Herr H. hat für seine Ehefrau bei der Emirates Airline einen Hin- und Rückflug von Wien nach Zimbabwe gebucht, wobei die gekauften Tickets sechs Monate lang gültig sein sollten. Die Fluggesellschaft hat jedoch die Auskunft erteilt, dass sich Österreicher lediglich drei Monate lang in Zimbabwe aufhalten dürfen und den Konsumenten damit dazu gebracht, die Tickets gegen einen Aufpreis in Höhe von € 150,- auf eine Gültigkeitdauer von lediglich drei Monaten umzubuchen. Nach ihrer Ankunft in Zimbabwe hat jedoch die Gattin des Konsumenten erfahren, dass die erteilte Information seitens der Fluggesellschaft falsch war und nun musste, wieder gegen Zahlung eines Aufpreises in Höhe von € 150,-, das Ticket auf sechs Monate wieder verlängert werden. Die falsch erteilte Auskunft hat Herrn H. daher € 300,- gekostet, die Herr H. der Fluggesellschaft bezahlt hat. Der Konsument hat die Unannehmlichkeiten bei der Emirates Airline reklamiert, jedoch ohne eine zufriedenstellende Antwort zu erhalten. Hilfesuchend hat er sich an den Konsumentenschutz Verband Österreich gewandt.

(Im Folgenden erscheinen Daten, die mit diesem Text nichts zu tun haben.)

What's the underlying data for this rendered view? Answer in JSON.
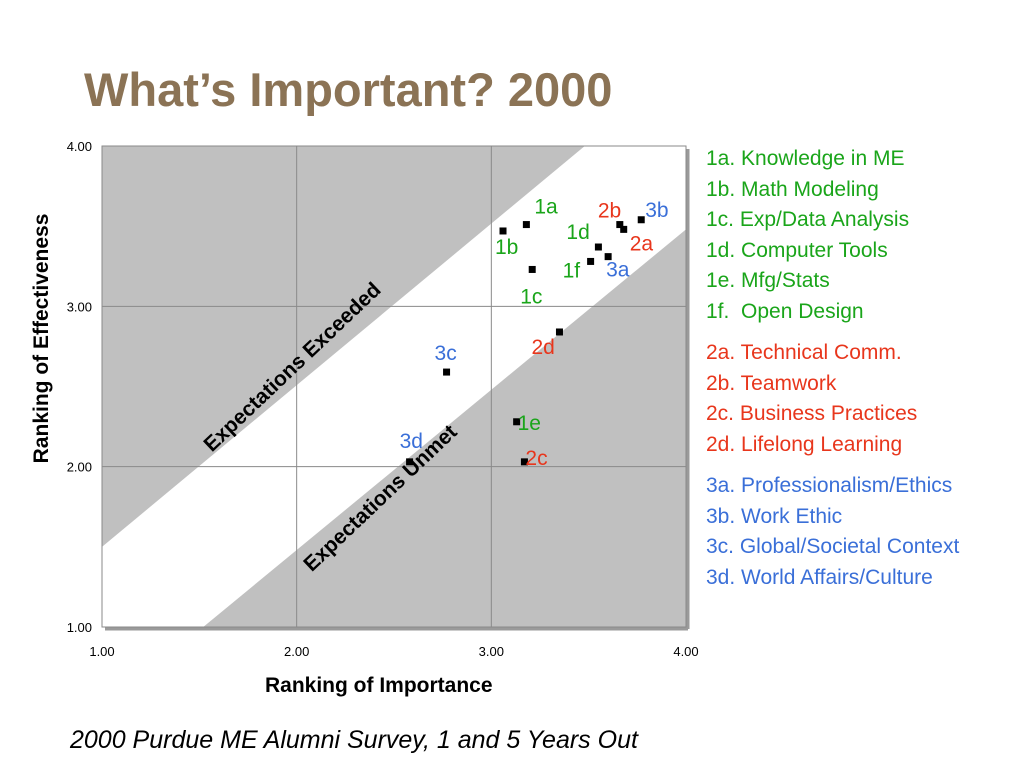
{
  "slide": {
    "title": "What’s Important?  2000",
    "caption": "2000 Purdue ME Alumni Survey, 1 and 5 Years Out"
  },
  "chart_data": {
    "type": "scatter",
    "xlabel": "Ranking of Importance",
    "ylabel": "Ranking of Effectiveness",
    "xlim": [
      1.0,
      4.0
    ],
    "ylim": [
      1.0,
      4.0
    ],
    "x_ticks": [
      "1.00",
      "2.00",
      "3.00",
      "4.00"
    ],
    "y_ticks": [
      "1.00",
      "2.00",
      "3.00",
      "4.00"
    ],
    "grid": true,
    "region_labels": {
      "upper": "Expectations Exceeded",
      "lower": "Expectations Unmet"
    },
    "colors": {
      "group1": "#1aa51a",
      "group2": "#e8361c",
      "group3": "#3a6fd8",
      "shaded": "#c0c0c0",
      "title": "#8b7355"
    },
    "points": [
      {
        "label": "1a",
        "x": 3.18,
        "y": 3.51,
        "group": 1
      },
      {
        "label": "1b",
        "x": 3.06,
        "y": 3.47,
        "group": 1
      },
      {
        "label": "1c",
        "x": 3.21,
        "y": 3.23,
        "group": 1
      },
      {
        "label": "1d",
        "x": 3.55,
        "y": 3.37,
        "group": 1
      },
      {
        "label": "1e",
        "x": 3.13,
        "y": 2.28,
        "group": 1
      },
      {
        "label": "1f",
        "x": 3.51,
        "y": 3.28,
        "group": 1
      },
      {
        "label": "2a",
        "x": 3.68,
        "y": 3.48,
        "group": 2
      },
      {
        "label": "2b",
        "x": 3.66,
        "y": 3.51,
        "group": 2
      },
      {
        "label": "2c",
        "x": 3.17,
        "y": 2.03,
        "group": 2
      },
      {
        "label": "2d",
        "x": 3.35,
        "y": 2.84,
        "group": 2
      },
      {
        "label": "3a",
        "x": 3.6,
        "y": 3.31,
        "group": 3
      },
      {
        "label": "3b",
        "x": 3.77,
        "y": 3.54,
        "group": 3
      },
      {
        "label": "3c",
        "x": 2.77,
        "y": 2.59,
        "group": 3
      },
      {
        "label": "3d",
        "x": 2.58,
        "y": 2.03,
        "group": 3
      }
    ]
  },
  "legend": {
    "group1": [
      "1a. Knowledge in ME",
      "1b. Math Modeling",
      "1c. Exp/Data Analysis",
      "1d. Computer Tools",
      "1e. Mfg/Stats",
      "1f.  Open Design"
    ],
    "group2": [
      "2a. Technical Comm.",
      "2b. Teamwork",
      "2c. Business Practices",
      "2d. Lifelong Learning"
    ],
    "group3": [
      "3a. Professionalism/Ethics",
      "3b. Work Ethic",
      "3c. Global/Societal Context",
      "3d. World Affairs/Culture"
    ]
  }
}
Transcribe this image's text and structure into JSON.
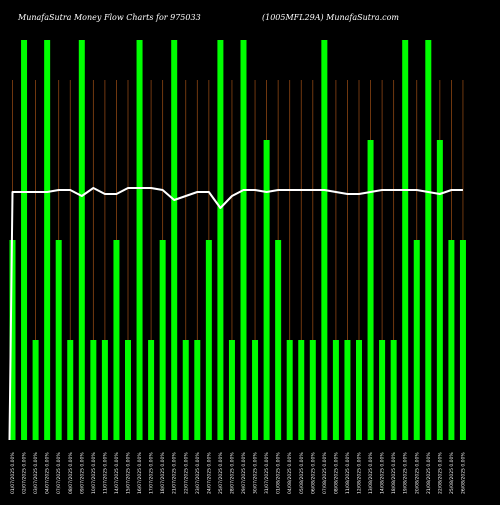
{
  "header": {
    "title_left": "MunafaSutra  Money Flow  Charts for 975033",
    "title_right": "(1005MFL29A) MunafaSutra.com"
  },
  "chart_data": {
    "type": "bar",
    "title": "MunafaSutra  Money Flow  Charts for 975033 (1005MFL29A) MunafaSutra.com",
    "ylim": [
      0,
      100
    ],
    "grid": false,
    "colors": {
      "bar": "#00ff00",
      "line": "#ffffff",
      "vertical_rule": "#8b4513",
      "background": "#000000"
    },
    "categories": [
      "01 Fri Jul 2025",
      "02 Wed Jul 2025",
      "03 Thu Jul 2025",
      "04 Fri Jul 2025",
      "07 Mon Jul 2025",
      "08 Tue Jul 2025",
      "09 Wed Jul 2025",
      "10 Thu Jul 2025",
      "11 Fri Jul 2025",
      "14 Mon Jul 2025",
      "15 Tue Jul 2025",
      "16 Wed Jul 2025",
      "17 Thu Jul 2025",
      "18 Fri Jul 2025",
      "21 Mon Jul 2025",
      "22 Tue Jul 2025",
      "23 Wed Jul 2025",
      "24 Thu Jul 2025",
      "25 Fri Jul 2025",
      "28 Mon Jul 2025",
      "29 Tue Jul 2025",
      "30 Wed Jul 2025",
      "31 Thu Jul 2025",
      "01 Fri Aug 2025",
      "04 Mon Aug 2025",
      "05 Tue Aug 2025",
      "06 Wed Aug 2025",
      "07 Thu Aug 2025",
      "08 Fri Aug 2025",
      "11 Mon Aug 2025",
      "12 Tue Aug 2025",
      "13 Wed Aug 2025",
      "14 Thu Aug 2025",
      "18 Mon Aug 2025",
      "19 Tue Aug 2025",
      "20 Wed Aug 2025",
      "21 Thu Aug 2025",
      "22 Fri Aug 2025",
      "25 Mon Aug 2025",
      "26 Tue Aug 2025"
    ],
    "tick_labels": [
      "01/07/2025 0.00%",
      "02/07/2025 0.00%",
      "03/07/2025 0.00%",
      "04/07/2025 0.00%",
      "07/07/2025 0.00%",
      "08/07/2025 0.00%",
      "09/07/2025 0.00%",
      "10/07/2025 0.00%",
      "11/07/2025 0.00%",
      "14/07/2025 0.00%",
      "15/07/2025 0.00%",
      "16/07/2025 0.00%",
      "17/07/2025 0.00%",
      "18/07/2025 0.00%",
      "21/07/2025 0.00%",
      "22/07/2025 0.00%",
      "23/07/2025 0.00%",
      "24/07/2025 0.00%",
      "25/07/2025 0.00%",
      "28/07/2025 0.00%",
      "29/07/2025 0.00%",
      "30/07/2025 0.00%",
      "31/07/2025 0.00%",
      "01/08/2025 0.00%",
      "04/08/2025 0.00%",
      "05/08/2025 0.00%",
      "06/08/2025 0.00%",
      "07/08/2025 0.00%",
      "08/08/2025 0.00%",
      "11/08/2025 0.00%",
      "12/08/2025 0.00%",
      "13/08/2025 0.00%",
      "14/08/2025 0.00%",
      "18/08/2025 0.00%",
      "19/08/2025 0.00%",
      "20/08/2025 0.00%",
      "21/08/2025 0.00%",
      "22/08/2025 0.00%",
      "25/08/2025 0.00%",
      "26/08/2025 0.00%"
    ],
    "series": [
      {
        "type": "bar",
        "values": [
          50,
          100,
          25,
          100,
          50,
          25,
          100,
          25,
          25,
          50,
          25,
          100,
          25,
          50,
          100,
          25,
          25,
          50,
          100,
          25,
          100,
          25,
          75,
          50,
          25,
          25,
          25,
          100,
          25,
          25,
          25,
          75,
          25,
          25,
          100,
          50,
          100,
          75,
          50,
          50
        ]
      },
      {
        "type": "line",
        "values": [
          62,
          62,
          62,
          62,
          62.5,
          62.5,
          61,
          63,
          61.5,
          61.5,
          63,
          63,
          63,
          62.5,
          60,
          61,
          62,
          62,
          58,
          61,
          62.5,
          62.5,
          62,
          62.5,
          62.5,
          62.5,
          62.5,
          62.5,
          62,
          61.5,
          61.5,
          62,
          62.5,
          62.5,
          62.5,
          62.5,
          62,
          61.5,
          62.5,
          62.5
        ]
      }
    ]
  }
}
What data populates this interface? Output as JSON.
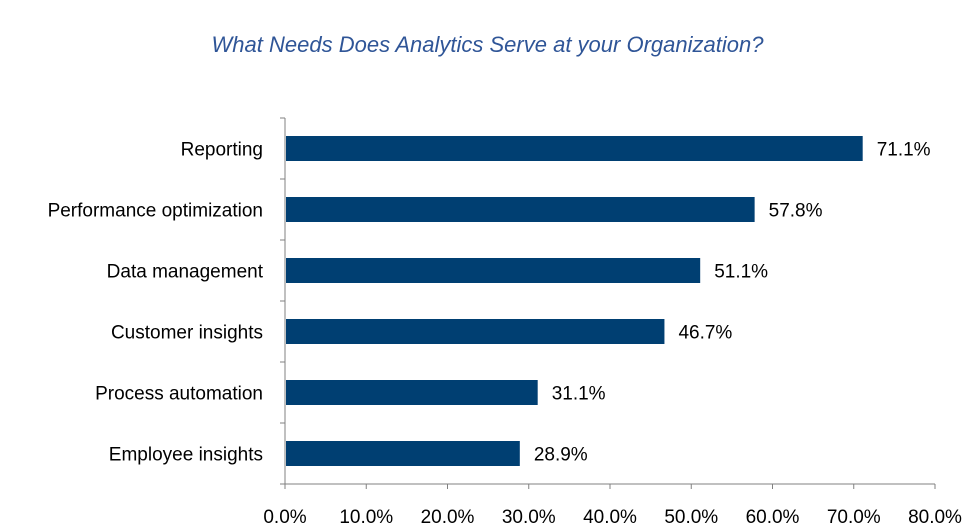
{
  "chart_data": {
    "type": "bar",
    "orientation": "horizontal",
    "title": "What Needs Does Analytics Serve at your Organization?",
    "categories": [
      "Reporting",
      "Performance optimization",
      "Data management",
      "Customer insights",
      "Process automation",
      "Employee insights"
    ],
    "values": [
      71.1,
      57.8,
      51.1,
      46.7,
      31.1,
      28.9
    ],
    "value_labels": [
      "71.1%",
      "57.8%",
      "51.1%",
      "46.7%",
      "31.1%",
      "28.9%"
    ],
    "xticks": [
      "0.0%",
      "10.0%",
      "20.0%",
      "30.0%",
      "40.0%",
      "50.0%",
      "60.0%",
      "70.0%",
      "80.0%"
    ],
    "xlim": [
      0,
      80
    ],
    "bar_color": "#003F72",
    "grid": false,
    "legend": "none"
  }
}
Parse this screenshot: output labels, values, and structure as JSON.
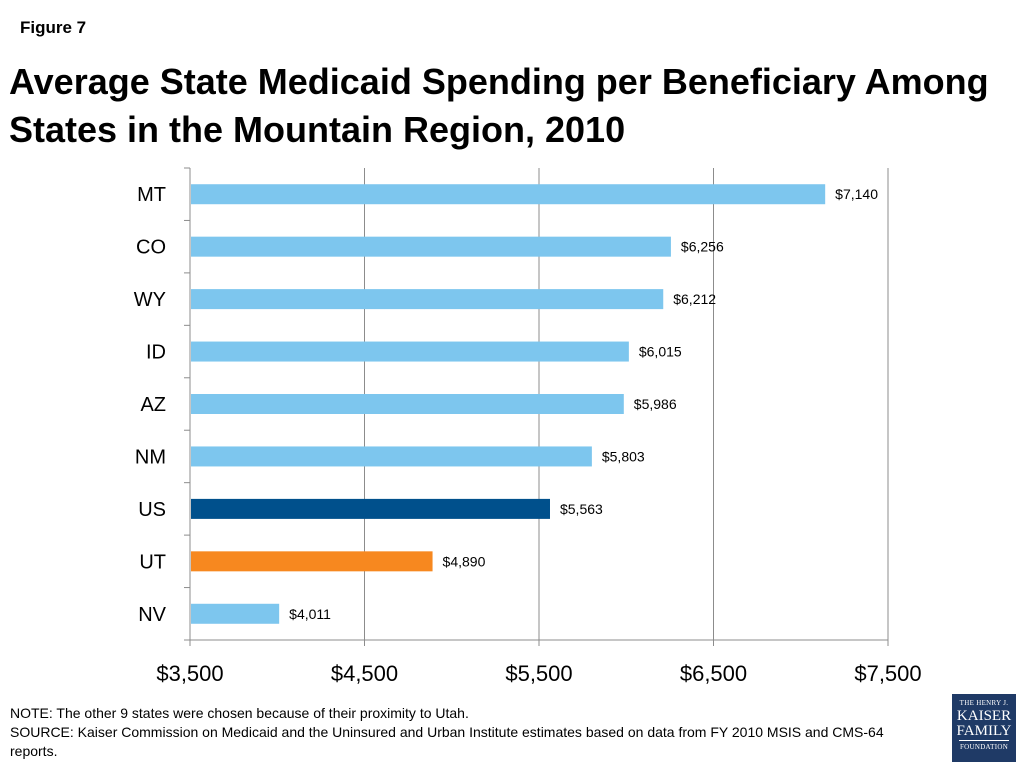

Trotz Vermittlung des Konsumentenschutz Verbandes Österreich und seiner Presseabteilung konnte keine den Herrn K. zufriedenstellende Lösung erzielt werden. Laut Angaben der Fluggesellschaft haben deren Mitarbeiter gemäß der von der IATA herausgegebenen und weltweit gültigen Timatic-Bestimmungen völlig korrekt gehandelt. Das Anliegen wurde danach erneut überprüft, jedoch ohne eine positive Antwort für Herrn H., und die Kundenreklamation wurde als erledigt betrachtet.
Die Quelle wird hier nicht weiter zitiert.